The documentary "Gerrymandering" was a back-up choice. My rating is a completely bored D.  Nice filmmaker.  He seemed like he wanted to buy everyone a latte afterward.  The Guvernator of Cullyforneeya was drawn into the "story" as the hero.  I sat near some people trying to laugh politely at non-existent jokes.  Gerrymandering is actually meant to be pronounced "Gary-mandering".  And scene.

The Aussie slice of life comedy "My Year Without Sex" was advertised as a crowd pleaser.  About a brain aneurysm.  And abstinence.  And a lovable, horny minister.  I sat between a cute grandma who was seeing her first film of the festival ("I'm easy," she told me beforehand, with no irony whatsoever) and a young software programmer trying to chat up his too-hot-for-him date who didn't put away her iPhone.  My rating - a very mean D.  I'm the meanie, mind you - the movie itself is quite nice, albeit dull.  Still, barely a rental.

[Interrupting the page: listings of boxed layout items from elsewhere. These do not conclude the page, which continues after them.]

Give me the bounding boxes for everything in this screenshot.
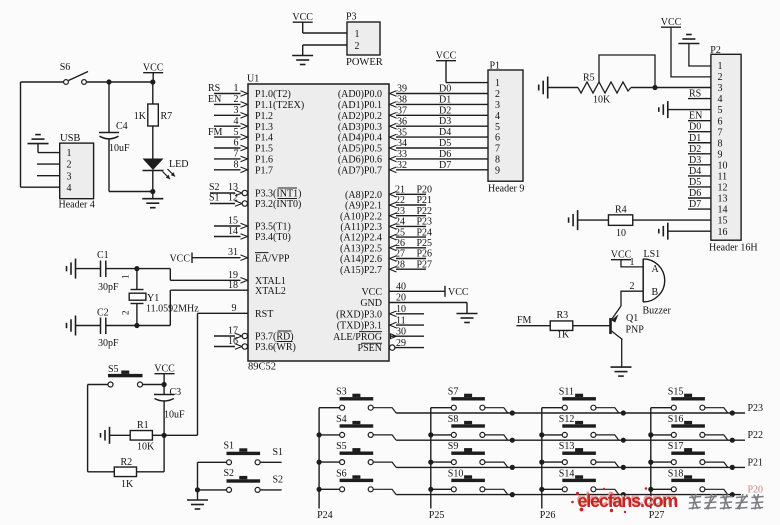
svg-text:S2: S2 (209, 182, 220, 193)
svg-text:R2: R2 (121, 457, 133, 468)
svg-text:POWER: POWER (346, 57, 383, 68)
svg-text:S13: S13 (559, 441, 575, 452)
svg-text:89C52: 89C52 (248, 362, 276, 373)
svg-text:P25: P25 (429, 510, 445, 520)
svg-text:4: 4 (234, 116, 239, 127)
svg-text:VCC: VCC (436, 51, 457, 62)
svg-text:(A13)P2.5: (A13)P2.5 (340, 243, 382, 254)
svg-text:8: 8 (718, 138, 723, 149)
svg-text:D6: D6 (689, 188, 701, 199)
svg-text:40: 40 (396, 282, 406, 293)
svg-text:B: B (652, 287, 659, 298)
svg-text:6: 6 (234, 138, 239, 149)
svg-text:P26: P26 (417, 249, 433, 260)
svg-text:Header 16H: Header 16H (709, 243, 758, 254)
svg-text:7: 7 (495, 144, 500, 155)
svg-text:6: 6 (718, 116, 723, 127)
svg-text:36: 36 (397, 116, 407, 127)
svg-text:1: 1 (355, 29, 360, 40)
svg-text:23: 23 (395, 206, 405, 217)
svg-text:P21: P21 (748, 457, 764, 468)
svg-text:D1: D1 (439, 94, 451, 105)
svg-text:7: 7 (234, 149, 239, 160)
svg-text:EN: EN (208, 94, 221, 105)
svg-text:FM: FM (517, 315, 532, 326)
svg-text:D2: D2 (439, 105, 451, 116)
svg-text:29: 29 (396, 338, 406, 349)
svg-text:2: 2 (234, 94, 239, 105)
svg-text:S5: S5 (108, 364, 119, 375)
svg-text:S16: S16 (668, 414, 684, 425)
svg-text:3: 3 (67, 171, 72, 182)
svg-text:8: 8 (495, 155, 500, 166)
svg-text:P24: P24 (317, 510, 333, 520)
svg-text:VCC: VCC (292, 12, 313, 23)
svg-text:S18: S18 (668, 468, 684, 479)
svg-text:EA/VPP: EA/VPP (255, 253, 290, 264)
svg-text:elecfans.com: elecfans.com (578, 491, 678, 511)
svg-text:D3: D3 (439, 116, 451, 127)
svg-text:R4: R4 (615, 205, 627, 216)
svg-text:S1: S1 (273, 447, 284, 458)
svg-text:A: A (652, 264, 660, 275)
svg-text:P1.3: P1.3 (255, 122, 273, 133)
svg-text:11: 11 (718, 172, 728, 183)
svg-text:(AD6)P0.6: (AD6)P0.6 (338, 155, 382, 166)
svg-text:PNP: PNP (626, 325, 645, 336)
svg-text:(A8)P2.0: (A8)P2.0 (345, 190, 382, 201)
svg-text:(AD0)P0.0: (AD0)P0.0 (338, 89, 382, 100)
svg-text:P1.1(T2EX): P1.1(T2EX) (255, 100, 304, 111)
svg-text:12: 12 (718, 183, 728, 194)
svg-text:P3.4(T0): P3.4(T0) (255, 232, 291, 243)
svg-text:RS: RS (208, 83, 220, 94)
svg-text:(A11)P2.3: (A11)P2.3 (340, 222, 382, 233)
svg-text:S17: S17 (668, 441, 684, 452)
svg-text:4: 4 (495, 111, 500, 122)
svg-text:4: 4 (67, 183, 72, 194)
svg-text:2: 2 (495, 89, 500, 100)
svg-text:2: 2 (355, 41, 360, 52)
svg-text:14: 14 (228, 226, 238, 237)
svg-text:(RXD)P3.0: (RXD)P3.0 (336, 309, 382, 320)
svg-text:11: 11 (396, 315, 406, 326)
svg-text:P21: P21 (417, 195, 433, 206)
svg-text:(A14)P2.6: (A14)P2.6 (340, 254, 382, 265)
svg-text:25: 25 (395, 227, 405, 238)
svg-text:S2: S2 (273, 475, 284, 486)
svg-text:S4: S4 (336, 414, 347, 425)
svg-text:D3: D3 (689, 155, 701, 166)
svg-text:VCC: VCC (611, 250, 632, 261)
svg-text:ALE/PROG: ALE/PROG (333, 332, 382, 343)
svg-text:(AD1)P0.1: (AD1)P0.1 (338, 100, 382, 111)
svg-text:S7: S7 (448, 387, 459, 398)
svg-text:D1: D1 (689, 133, 701, 144)
svg-text:P1.5: P1.5 (255, 144, 273, 155)
svg-text:LED: LED (169, 159, 188, 170)
svg-text:P27: P27 (649, 510, 665, 520)
svg-text:26: 26 (395, 238, 405, 249)
svg-text:C4: C4 (116, 121, 128, 132)
svg-text:3: 3 (718, 83, 723, 94)
svg-text:S8: S8 (448, 414, 459, 425)
svg-text:1: 1 (121, 275, 131, 280)
svg-text:P20: P20 (748, 485, 764, 496)
svg-text:15: 15 (228, 216, 238, 227)
svg-text:C3: C3 (170, 387, 182, 398)
svg-text:13: 13 (228, 182, 238, 193)
svg-text:D5: D5 (689, 177, 701, 188)
svg-text:14: 14 (718, 205, 728, 216)
svg-text:39: 39 (397, 84, 407, 95)
svg-text:10: 10 (396, 304, 406, 315)
svg-text:D6: D6 (439, 149, 451, 160)
svg-text:13: 13 (718, 194, 728, 205)
svg-text:D4: D4 (439, 127, 451, 138)
svg-text:2: 2 (630, 281, 635, 292)
svg-text:S11: S11 (559, 387, 574, 398)
svg-text:S15: S15 (668, 387, 684, 398)
svg-text:VCC: VCC (154, 364, 175, 375)
svg-text:33: 33 (397, 149, 407, 160)
svg-text:(AD2)P0.2: (AD2)P0.2 (338, 111, 382, 122)
svg-text:Header 4: Header 4 (59, 200, 95, 211)
svg-text:P1.4: P1.4 (255, 133, 273, 144)
svg-text:1K: 1K (121, 479, 134, 490)
svg-text:FM: FM (208, 127, 223, 138)
svg-text:17: 17 (228, 326, 238, 337)
svg-text:16: 16 (228, 336, 238, 347)
svg-text:P23: P23 (748, 403, 764, 414)
svg-text:S3: S3 (336, 387, 347, 398)
svg-text:GND: GND (360, 298, 382, 309)
svg-text:32: 32 (397, 160, 407, 171)
svg-text:D2: D2 (689, 144, 701, 155)
svg-text:2: 2 (718, 72, 723, 83)
svg-text:24: 24 (395, 217, 405, 228)
svg-text:(AD3)P0.3: (AD3)P0.3 (338, 122, 382, 133)
svg-text:LS1: LS1 (644, 249, 661, 260)
svg-text:USB: USB (60, 133, 80, 144)
svg-text:3: 3 (234, 105, 239, 116)
svg-text:EN: EN (689, 111, 702, 122)
svg-text:D0: D0 (439, 84, 451, 95)
svg-text:10: 10 (718, 160, 728, 171)
svg-text:12: 12 (228, 193, 238, 204)
svg-text:P2: P2 (710, 45, 721, 56)
svg-text:P3.7(RD): P3.7(RD) (255, 332, 294, 343)
svg-text:28: 28 (395, 259, 405, 270)
svg-text:S6: S6 (60, 62, 71, 73)
svg-text:10K: 10K (137, 442, 155, 453)
svg-text:5: 5 (495, 122, 500, 133)
svg-text:1: 1 (234, 83, 239, 94)
svg-text:(AD7)P0.7: (AD7)P0.7 (338, 165, 382, 176)
svg-text:2: 2 (67, 160, 72, 171)
svg-text:R3: R3 (557, 310, 569, 321)
svg-text:1: 1 (67, 148, 72, 159)
svg-text:R5: R5 (583, 73, 595, 84)
svg-text:22: 22 (395, 195, 405, 206)
svg-text:P3.5(T1): P3.5(T1) (255, 222, 291, 233)
svg-text:D4: D4 (689, 166, 701, 177)
svg-text:R7: R7 (161, 111, 173, 122)
svg-text:9: 9 (718, 149, 723, 160)
svg-text:(AD5)P0.5: (AD5)P0.5 (338, 144, 382, 155)
svg-text:(TXD)P3.1: (TXD)P3.1 (337, 321, 382, 332)
svg-text:30pF: 30pF (98, 282, 119, 293)
svg-text:1K: 1K (557, 330, 570, 341)
svg-text:21: 21 (395, 185, 405, 196)
svg-text:P22: P22 (417, 206, 433, 217)
svg-text:8: 8 (234, 160, 239, 171)
svg-text:10uF: 10uF (164, 410, 185, 421)
svg-text:P1.0(T2): P1.0(T2) (255, 89, 291, 100)
svg-text:D7: D7 (689, 199, 701, 210)
svg-text:11.0592MHz: 11.0592MHz (146, 304, 199, 315)
svg-text:10K: 10K (593, 95, 611, 106)
svg-text:D0: D0 (689, 122, 701, 133)
svg-text:RST: RST (255, 309, 273, 320)
svg-text:S14: S14 (559, 468, 575, 479)
svg-text:(A12)P2.4: (A12)P2.4 (340, 233, 382, 244)
svg-text:P27: P27 (417, 259, 433, 270)
svg-text:C2: C2 (97, 308, 109, 319)
svg-text:S10: S10 (448, 468, 464, 479)
svg-text:PSEN: PSEN (358, 343, 382, 354)
svg-text:P20: P20 (417, 185, 433, 196)
svg-text:U1: U1 (247, 74, 259, 85)
svg-text:30: 30 (396, 326, 406, 337)
svg-text:VCC: VCC (169, 254, 190, 265)
svg-text:10: 10 (616, 228, 626, 239)
svg-text:P1: P1 (490, 61, 501, 72)
svg-text:35: 35 (397, 127, 407, 138)
svg-text:VCC: VCC (661, 17, 682, 28)
svg-text:P3.2(INT0): P3.2(INT0) (255, 199, 301, 210)
svg-text:P25: P25 (417, 238, 433, 249)
svg-text:P22: P22 (748, 430, 764, 441)
svg-text:P24: P24 (417, 227, 433, 238)
svg-text:5: 5 (234, 127, 239, 138)
svg-text:(A9)P2.1: (A9)P2.1 (345, 201, 382, 212)
svg-text:P3.3(INT1): P3.3(INT1) (255, 189, 301, 200)
svg-text:38: 38 (397, 95, 407, 106)
svg-text:30pF: 30pF (98, 338, 119, 349)
svg-text:1: 1 (630, 257, 635, 268)
svg-text:9: 9 (495, 165, 500, 176)
svg-text:P26: P26 (540, 510, 556, 520)
svg-text:34: 34 (397, 138, 407, 149)
svg-text:37: 37 (397, 106, 407, 117)
svg-text:VCC: VCC (143, 63, 164, 74)
svg-text:18: 18 (228, 280, 238, 291)
svg-text:S5: S5 (336, 441, 347, 452)
svg-text:6: 6 (495, 133, 500, 144)
svg-text:1: 1 (495, 78, 500, 89)
svg-text:(AD4)P0.4: (AD4)P0.4 (338, 133, 382, 144)
svg-text:20: 20 (396, 293, 406, 304)
svg-text:P1.6: P1.6 (255, 155, 273, 166)
svg-text:S9: S9 (448, 441, 459, 452)
svg-text:R1: R1 (137, 420, 149, 431)
svg-text:D5: D5 (439, 138, 451, 149)
svg-text:16: 16 (718, 227, 728, 238)
svg-text:Y1: Y1 (147, 293, 159, 304)
svg-text:2: 2 (121, 311, 131, 316)
svg-text:27: 27 (395, 249, 405, 260)
svg-text:3: 3 (495, 100, 500, 111)
svg-text:S2: S2 (224, 468, 235, 479)
svg-text:D7: D7 (439, 160, 451, 171)
svg-text:7: 7 (718, 127, 723, 138)
svg-text:1K: 1K (134, 111, 147, 122)
svg-text:VCC: VCC (448, 287, 469, 298)
svg-text:9: 9 (232, 303, 237, 314)
svg-text:P23: P23 (417, 217, 433, 228)
svg-text:XTAL2: XTAL2 (255, 286, 286, 297)
svg-text:RS: RS (689, 89, 701, 100)
svg-text:S1: S1 (209, 193, 220, 204)
svg-text:P1.2: P1.2 (255, 111, 273, 122)
svg-text:10uF: 10uF (109, 143, 130, 154)
svg-text:4: 4 (718, 94, 723, 105)
svg-text:(A15)P2.7: (A15)P2.7 (340, 265, 382, 276)
svg-text:5: 5 (718, 105, 723, 116)
svg-text:15: 15 (718, 216, 728, 227)
svg-text:S1: S1 (224, 441, 235, 452)
svg-text:P1.7: P1.7 (255, 165, 273, 176)
svg-text:Buzzer: Buzzer (643, 306, 672, 317)
svg-text:31: 31 (228, 247, 238, 258)
svg-text:P3.6(WR): P3.6(WR) (255, 342, 296, 353)
svg-text:S6: S6 (336, 468, 347, 479)
svg-text:(A10)P2.2: (A10)P2.2 (340, 211, 382, 222)
svg-text:Q1: Q1 (626, 313, 638, 324)
svg-text:1: 1 (718, 61, 723, 72)
svg-text:C1: C1 (97, 250, 109, 261)
svg-text:P3: P3 (346, 12, 357, 23)
svg-text:S12: S12 (559, 414, 575, 425)
svg-text:Header 9: Header 9 (488, 184, 524, 195)
svg-text:VCC: VCC (361, 287, 382, 298)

Following that and because Maya had an ongoing playdate that freed us up, Sarah and I were going to catch something as a late matinee.  "We" chose badly (my idea).  VERY badly.  "MacGruber" (not at SIFF, but street cred lightyears away at the metroplex close to U-Dub).  I took the whole irony of "so bad it will be good" too far.  It was awful.  We full up and walked out after almost an hour.  Which should have earned us combat pay.  My rating is a rare but deserved F.  Never see this movie.  But then "we" did something inspired (Sarah's idea).  We caught two bad movies for the price of one.  "Prince of Persia" had started just 10 minutes after "MacGruber".  By the time we sat down, who knows what amount of hooey had been already spun to set up the remaining action.  Jake Gyllenhaal's long, sweaty hair deserved its own trailer.  The princessy chick has these inexplicable freckles that totally work (her name is Gemma Arterton, which sounds like a mistake).  Aside from constant action scenes blurring past, it's all close-ups.  The movie would probably earn a rating of, at best, C-minus.  But since it was the best movie I saw all weekend, I'm inflating this one. I'll give it a...well, still a C-minus (I am a professional bound by a code or something, after all).  Yet to think that "Prince of Persia" reinstilled my hopefulness when it comes to movies is a rare twist of logic, indeed.  Thank you, Joel Silver.  And with that said, I must now go take a karma shower.

Hope your own hits vastly outweigh the intolerable misses today.  Rock on.